What I’m most proud of is showing other women – especially moms, that you don’t have to lose yourself in the process of becoming everything for everyone else. You can choose you, and still be a phenomenal mother, partner, creative, and woman. That choice? That’s wellness too.

This season is about being seen. About taking up space in rooms I used to stand in quietly. I’m still helping others shine – but now I’m owning the fact that I do too.

Can you talk to us about how you think about risk?
I’ve always believed that risk is where the magic happens – and maybe that’s the Sag in me. I don’t need the full map to leap. If my spirit says go, I trust it.

One of the biggest risks I’ve ever taken was moving to Dallas in 2022. As mentioned earlier – no friends, no family, just me and my son. It was the first time I truly chose me. I wasn’t running from anything, I was running toward the woman I was becoming. That season was hard, beautiful and ultimately transformative. It was also the start of my journey navigating his autism diagnosis – which brought its own kind of awakening.

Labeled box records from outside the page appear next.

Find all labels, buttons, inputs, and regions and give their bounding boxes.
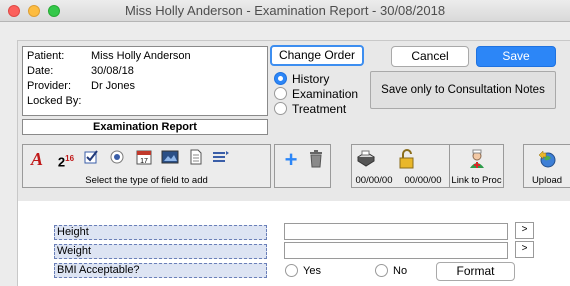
printer-icon-graphic	[357, 150, 375, 167]
save-to-consultation-notes-button[interactable]: Save only to Consultation Notes	[370, 71, 556, 109]
upload-caption: Upload	[531, 175, 563, 186]
bmi-yes-label: Yes	[303, 264, 321, 277]
height-label: Height	[54, 225, 267, 240]
print-date: 00/00/00	[355, 175, 393, 186]
height-input[interactable]	[284, 223, 508, 240]
calendar-day: 17	[140, 158, 148, 165]
add-icon[interactable]: +	[281, 149, 301, 171]
checkbox-icon-graphic	[84, 150, 98, 164]
radio-icon-graphic	[110, 150, 124, 164]
bmi-yes-radio[interactable]	[285, 264, 298, 277]
window-title: Miss Holly Anderson - Examination Report…	[124, 3, 446, 18]
bmi-no-label: No	[393, 264, 408, 277]
link-to-proc-caption: Link to Proc	[451, 175, 502, 186]
provider-value: Dr Jones	[91, 80, 136, 92]
bmi-acceptable-label: BMI Acceptable?	[54, 263, 267, 278]
weight-label: Weight	[54, 244, 267, 259]
edit-toolbox: +	[274, 144, 331, 188]
calendar-icon[interactable]: 17	[134, 149, 154, 169]
list-icon[interactable]	[211, 149, 231, 169]
document-icon-graphic	[190, 149, 202, 165]
save-button[interactable]: Save	[476, 46, 556, 67]
nurse-icon-graphic	[470, 149, 484, 168]
image-icon[interactable]	[160, 149, 180, 169]
number-icon-sup: 16	[65, 154, 75, 163]
cancel-button[interactable]: Cancel	[391, 46, 469, 67]
treatment-label: Treatment	[292, 101, 347, 116]
patient-row: Patient: Miss Holly Anderson	[27, 49, 263, 64]
treatment-radio[interactable]	[274, 102, 287, 115]
history-radio[interactable]	[274, 72, 287, 85]
examination-radio[interactable]	[274, 87, 287, 100]
report-content: Patient: Miss Holly Anderson Date: 30/08/1…	[17, 40, 570, 286]
bmi-no-radio[interactable]	[375, 264, 388, 277]
date-label: Date:	[27, 65, 54, 77]
weight-arrow-button[interactable]: >	[515, 241, 534, 258]
patient-label: Patient:	[27, 50, 65, 62]
text-a-icon[interactable]: A	[27, 149, 47, 169]
height-arrow-button[interactable]: >	[515, 222, 534, 239]
nurse-icon[interactable]	[467, 149, 487, 169]
bmi-yes-option[interactable]: Yes	[285, 264, 321, 277]
change-order-button[interactable]: Change Order	[270, 45, 364, 66]
trash-icon-graphic	[310, 150, 322, 168]
image-icon-graphic	[161, 150, 179, 164]
option-history[interactable]: History	[274, 71, 358, 86]
printer-icon[interactable]	[356, 149, 376, 169]
examination-label: Examination	[292, 86, 359, 101]
bmi-no-option[interactable]: No	[375, 264, 407, 277]
option-examination[interactable]: Examination	[274, 86, 358, 101]
lock-icon-graphic	[399, 149, 414, 169]
view-options: History Examination Treatment	[274, 71, 358, 116]
lock-date: 00/00/00	[404, 175, 442, 186]
format-button[interactable]: Format	[436, 262, 515, 281]
upload-toolbox: Upload	[523, 144, 570, 188]
option-treatment[interactable]: Treatment	[274, 101, 358, 116]
radio-icon[interactable]	[107, 149, 127, 169]
number-icon[interactable]: 216	[56, 149, 76, 169]
locked-by-label: Locked By:	[27, 95, 82, 107]
patient-info: Patient: Miss Holly Anderson Date: 30/08/1…	[22, 46, 268, 116]
provider-row: Provider: Dr Jones	[27, 79, 263, 94]
weight-input[interactable]	[284, 242, 508, 259]
document-icon[interactable]	[186, 149, 206, 169]
link-toolbox: Link to Proc	[449, 144, 504, 188]
print-lock-toolbox: 00/00/00 00/00/00	[351, 144, 455, 188]
checkbox-icon[interactable]	[81, 149, 101, 169]
upload-icon-graphic	[538, 150, 556, 168]
lock-icon[interactable]	[397, 149, 417, 169]
field-type-toolbox: A 216 17 Select the type of field to add	[22, 144, 271, 188]
date-row: Date: 30/08/18	[27, 64, 263, 79]
date-value: 30/08/18	[91, 65, 134, 77]
calendar-icon-graphic: 17	[136, 150, 152, 165]
upload-icon[interactable]	[537, 149, 557, 169]
provider-label: Provider:	[27, 80, 72, 92]
locked-by-row: Locked By:	[27, 94, 263, 109]
report-title: Examination Report	[22, 119, 268, 135]
trash-icon[interactable]	[306, 150, 326, 170]
history-label: History	[292, 71, 330, 86]
title-bar: Miss Holly Anderson - Examination Report…	[0, 0, 570, 22]
patient-name: Miss Holly Anderson	[91, 50, 191, 62]
list-icon-graphic	[213, 151, 229, 162]
field-type-caption: Select the type of field to add	[85, 175, 208, 186]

Even deciding to move back to Baltimore was a risk: choosing softness over struggle, support over pride. But I’ve learned that risk isn’t always this big thing. Sometimes it’s the quiet decision to begin again. To be real with myself and say, “this isn’t working,” then move accordingly. To get out of my own way, and sometimes, out of my son’s way – and start living for me too.

Lately, risk has looked like allowing someone into my life, navigating motherhood and dating, and realizing I can be loved in this version of me. It’s looked like choosing peace over and over again, even when chaos felt more familiar. It’s looked like finally stepping into my God-given purpose, unapologetically, and doing the work I’ve helped so many others do behind the scenes – for myself this time.

So yes, I’m a risk taker. But, for the alignment – never the thrill. If it brings me closer to my truth, my healing, and my purpose, I’ll take the leap every time.